Pandas Split-Apply-Combine Example
There are times when I want to use split-apply-combine to save the results of a
groupby to a json file while preserving the resulting column values as a list.
Before we start, let’s import Pandas and generate a dataframe with some example
email data
Import Pandas and Create an Email DataFrame
import pandas as pd
import numpy as np
df = pd.DataFrame({'Sender': ['Alice', 'Alice', 'Bob', 'Carl', 'Bob', 'Alice'],
'Receiver': ['David', 'Eric', 'Frank', 'Ginger', 'Holly', 'Ingrid'],
'Emails': [9, 3, 5, 1, 6, 7]
})
df
Emails | Receiver | Sender | |
---|---|---|---|
0 | 9 | David | Alice |
1 | 3 | Eric | Alice |
2 | 5 | Frank | Bob |
3 | 1 | Ginger | Carl |
4 | 6 | Holly | Bob |
5 | 7 | Ingrid | Alice |
Purpose
Here, the goal is to generate a list of e-mail receivers for each sender. To
accomplish this, we can first group the data by sender:
grouped = df.groupby('Sender')
And if we examine the groups for each sender then we’ll see the row indices that
are associated with each sender:
grouped.groups
{'Alice': [0, 1, 5], 'Bob': [2, 4], 'Carl': [3]}
We usually follow a groupby call by aggregating data along the other columns.
For example:
grouped.aggregate(np.sum)
Emails | |
---|---|
Sender | |
Alice | 19 |
Bob | 11 |
Carl | 1 |
However, notice that the e-mail receiver column doesn’t get aggregated since it
isn’t obvious how to sum up text together or what that would even mean. In this
case, we could provide a custom aggregator that simply concatenates all of the
receivers into a single string.
grouped['Receiver'].agg(lambda x: x.sum())

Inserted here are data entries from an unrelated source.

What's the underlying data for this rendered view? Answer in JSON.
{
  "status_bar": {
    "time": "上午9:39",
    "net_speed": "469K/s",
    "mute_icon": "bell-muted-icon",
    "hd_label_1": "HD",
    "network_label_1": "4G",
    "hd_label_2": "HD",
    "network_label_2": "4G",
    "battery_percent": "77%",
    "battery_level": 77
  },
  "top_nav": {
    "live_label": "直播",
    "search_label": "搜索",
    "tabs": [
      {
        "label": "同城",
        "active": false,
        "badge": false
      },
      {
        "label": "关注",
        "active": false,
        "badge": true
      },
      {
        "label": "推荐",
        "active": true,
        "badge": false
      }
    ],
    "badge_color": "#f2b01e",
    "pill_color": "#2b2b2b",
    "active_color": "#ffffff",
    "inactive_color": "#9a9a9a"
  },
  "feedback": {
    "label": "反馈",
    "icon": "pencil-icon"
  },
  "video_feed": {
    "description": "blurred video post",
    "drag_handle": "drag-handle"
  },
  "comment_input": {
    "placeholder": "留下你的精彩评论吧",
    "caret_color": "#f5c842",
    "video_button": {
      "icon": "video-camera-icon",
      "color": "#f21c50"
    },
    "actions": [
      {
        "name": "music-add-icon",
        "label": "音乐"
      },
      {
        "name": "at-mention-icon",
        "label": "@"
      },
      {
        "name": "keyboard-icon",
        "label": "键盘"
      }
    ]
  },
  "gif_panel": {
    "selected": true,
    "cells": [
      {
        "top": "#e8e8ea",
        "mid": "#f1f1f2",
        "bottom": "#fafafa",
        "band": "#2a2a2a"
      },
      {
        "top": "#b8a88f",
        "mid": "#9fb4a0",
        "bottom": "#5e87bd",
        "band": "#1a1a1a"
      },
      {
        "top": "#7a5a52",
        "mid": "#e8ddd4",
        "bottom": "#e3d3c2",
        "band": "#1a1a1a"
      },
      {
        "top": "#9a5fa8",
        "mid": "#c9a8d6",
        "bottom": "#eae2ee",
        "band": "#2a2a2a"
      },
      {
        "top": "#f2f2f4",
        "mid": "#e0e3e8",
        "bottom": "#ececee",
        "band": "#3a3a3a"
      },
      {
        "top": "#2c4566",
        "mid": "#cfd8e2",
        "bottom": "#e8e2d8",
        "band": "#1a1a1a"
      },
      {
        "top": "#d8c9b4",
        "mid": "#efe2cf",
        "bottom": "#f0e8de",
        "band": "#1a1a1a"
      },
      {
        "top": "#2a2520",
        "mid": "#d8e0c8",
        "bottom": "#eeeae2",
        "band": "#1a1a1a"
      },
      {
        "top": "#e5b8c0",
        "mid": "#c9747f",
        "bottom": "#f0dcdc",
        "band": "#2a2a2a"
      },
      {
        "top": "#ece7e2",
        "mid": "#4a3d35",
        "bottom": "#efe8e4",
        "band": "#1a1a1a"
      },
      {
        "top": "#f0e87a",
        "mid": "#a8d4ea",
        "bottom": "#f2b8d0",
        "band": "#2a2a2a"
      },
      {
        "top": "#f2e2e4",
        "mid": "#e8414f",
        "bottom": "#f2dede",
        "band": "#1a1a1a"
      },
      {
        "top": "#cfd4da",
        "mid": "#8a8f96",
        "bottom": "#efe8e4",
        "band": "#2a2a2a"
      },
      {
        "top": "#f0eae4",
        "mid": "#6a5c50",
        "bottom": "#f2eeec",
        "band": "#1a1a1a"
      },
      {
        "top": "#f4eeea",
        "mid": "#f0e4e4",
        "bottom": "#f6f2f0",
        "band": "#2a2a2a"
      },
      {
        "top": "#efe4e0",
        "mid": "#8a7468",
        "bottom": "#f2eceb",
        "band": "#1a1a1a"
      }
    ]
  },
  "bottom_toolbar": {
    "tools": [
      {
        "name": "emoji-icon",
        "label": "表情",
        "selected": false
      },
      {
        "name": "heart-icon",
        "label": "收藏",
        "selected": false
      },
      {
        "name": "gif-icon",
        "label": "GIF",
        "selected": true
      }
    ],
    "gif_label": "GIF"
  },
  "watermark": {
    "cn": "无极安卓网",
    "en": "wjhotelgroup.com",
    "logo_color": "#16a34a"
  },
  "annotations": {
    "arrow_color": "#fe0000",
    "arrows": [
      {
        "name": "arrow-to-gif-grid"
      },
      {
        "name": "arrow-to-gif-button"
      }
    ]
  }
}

But how can we end up with a list of receivers?
The Secret Sauce
Well, we could take the custom aggregator a step further and have it return a
list instead of a concatenated string.
grouped['Receiver'].agg({'Receivers':(lambda x: list(x))})
Receivers | |
---|---|
Sender | |
Alice | [David, Eric, Ingrid] |
Bob | [Frank, Holly] |
Carl | [Ginger] |
But note that we’ve excluded the number of e-mails for clarity. Putting it all
together, we can incorporate all of the data and do something like this:
grouped.agg({'Receiver': {'Receiver_List': (lambda x: list(x))},
'Emails': {'Total_Emails': np.sum}
})
Emails | Receiver | |
---|---|---|
Total_Emails | Receiver_List | |
Sender | ||
Alice | 19 | [David, Eric, Ingrid] |
Bob | 11 | [Frank, Holly] |
Carl | 1 | [Ginger] |
Above, the agg
function takes on the format {column: {name: agg_func}}
where
column
is the dataframe column, name
is the column name of the resulting
aggregation result, and agg_func
is the name of the aggregation function to
use. Note that we can simplify things by omitting the name
completely and
breaking free of the inner dict
with:
out = grouped.agg({'Receiver': (lambda x: list(x)),
'Emails': np.sum
})
out
Emails | Receiver | |
---|---|---|
Sender | ||
Alice | 19 | [David, Eric, Ingrid] |
Bob | 11 | [Frank, Holly] |
Carl | 1 | [Ginger] |
Finally, the dataframe can be written to a json file
out.to_json('easy_as_pie.json')
{"Emails": {"Alice":19,"Bob":11,"Carl":1},
"Receiver": {"Alice":["David","Eric","Ingrid"],
"Bob":["Frank","Holly"],
"Carl":["Ginger"]}
}